More than two-thirds of U.S. service members offered the COVID-19 vaccine have opted to receive it -- but the high rate of troops turning it down has lawmakers voicing grave concerns.
Speaking before the House Armed Services Committee on Wednesday, Defense officials, including Air Force Maj. Gens. Jeff Taliaferro, vice director for operations on the Joint Chiefs, and Steven Nordhaus, director of operations with the National Guard Bureau, said the vaccine acceptance rate for troops is, on average, between 66% and 70%.
Taliaferro added that the rate "varies by different groups," but vaccine refusal has not affected deployability because the military has adapted to working in a pandemic environment.
"The services and the combatant commands have worked very hard over the last year to make sure we can operate in a COVID environment well before the vaccines were available," he said during testimony. "The addition of the vaccine should make us more capable."
According to Taliaferro, the Defense Department has distributed 506,000 shots, including 147,000 second doses to service members.
Taliaferro did not provide reasons why one-third of U.S. service members offered the vaccine -- mainly those in high-risk jobs such as health care, security personnel, those in positions vital to national security and those about to deploy -- declined it.
He added that getting vaccinated "is the right thing to do" and leaders need to be involved in promoting its benefits.
"It's clearly safe for service members, and we need to continue to educate our force and help them understand the benefits," Taliaferro said.
Since the beginning of the pandemic, 150,910 U.S. service members have tested positive for COVID-19; 21 have died.
The National Guard Bureau, which saw members deploy to assist with COVID-19 testing and vaccinations and responded to natural disasters, domestic upheaval and riots in the past year, has had 19,422 cases.
In light of the infections and their impact on training, Rep. Trent Kelly, R-Miss., a major general in the Army National Guard, said a voluntary vaccination approach "just doesn't make sense if we are saying the vaccine is safe."
He proposed drafting legislation that would allow the vaccine to be mandated while in an emergency use authorization.
"Do you think it would be helpful if we change that in Congress, so that [it] can be -- may be, not shall be -- mandatory to service members?" Kelly asked.
DoD officials said discussions on the proposal would need to be conducted between the Pentagon, the Centers for Disease Control and Prevention, and Congress.
They said they would provide Congress with a copy of the legal authority they have interpreted to mean the vaccine must be taken voluntarily while it is being distributed under a Food and Drug Administration emergency use authorization.

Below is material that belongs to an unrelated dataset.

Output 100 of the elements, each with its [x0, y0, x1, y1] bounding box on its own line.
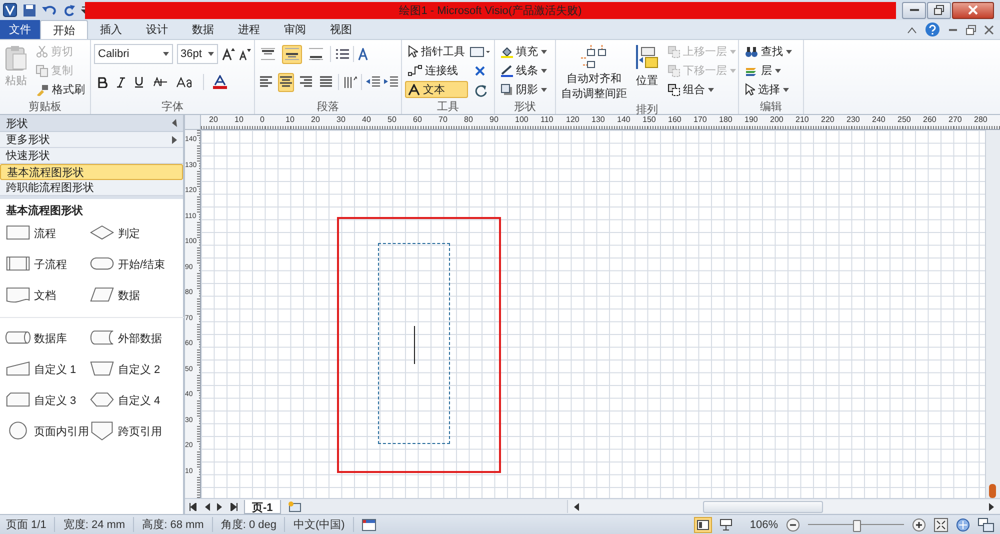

Rep. Mark Green, R-Tenn., a retired Army flight surgeon who served in Afghanistan and Iraq, objected to Kelly's proposal, saying that "full-blown research" needed to be done before "we saddled our warriors with an experimental medication."
"Legislation was passed to prevent the use of any experimental medication on an active-duty soldier. ... I think it's a bad idea to change it," Green said.
Members of Congress also voiced concern over the impact of the pandemic and vaccine hesitancy on readiness, citing nearly year-long reductions or cancellations of training and exercises. Taliaferro said 99 military exercises were canceled because of COVID-19 and 37 were postponed.
"We've seen, obviously, COVID-19 outbreaks disrupt operations, especially Navy deployments," said Rep. Jim Langevin, D-R.I. "Do service members have the right to refuse to get vaccinated? It obviously impacts readiness."
"How long is it going to take us to make [lost training time] up? And what's the impact on the operations tempo?" Green asked.
Taliaferro said the services would never be able to make up for the loss of large force training exercises but added that readiness has "stayed within historic norms."
"Smaller formations have allowed the services to maintain their basic proficiency and currency and combat readiness," he said.
Defense Department officials have said that the COVID-19 vaccine will remain voluntary while it's under emergency use authorization. That designation is expected to last up to two years while the FDA assesses the vaccination's efficacy and side effects.
Last week, Vice Adm. Andrew Lewis, U.S. Second Fleet commander, discussed vaccine acceptance with reporters as the Dwight D. Eisenhower Carrier Strike Group geared up for a pre-deployment vaccine clinic. According to Lewis, 80% of the crew voiced intentions to get the COVID-19 vaccine.
He said the service will mandate the vaccine as soon as possible.
“We cannot make it mandatory yet," Lewis said. "I can tell you we're probably going to make it mandatory as soon as we can, just like we do with the flu vaccine."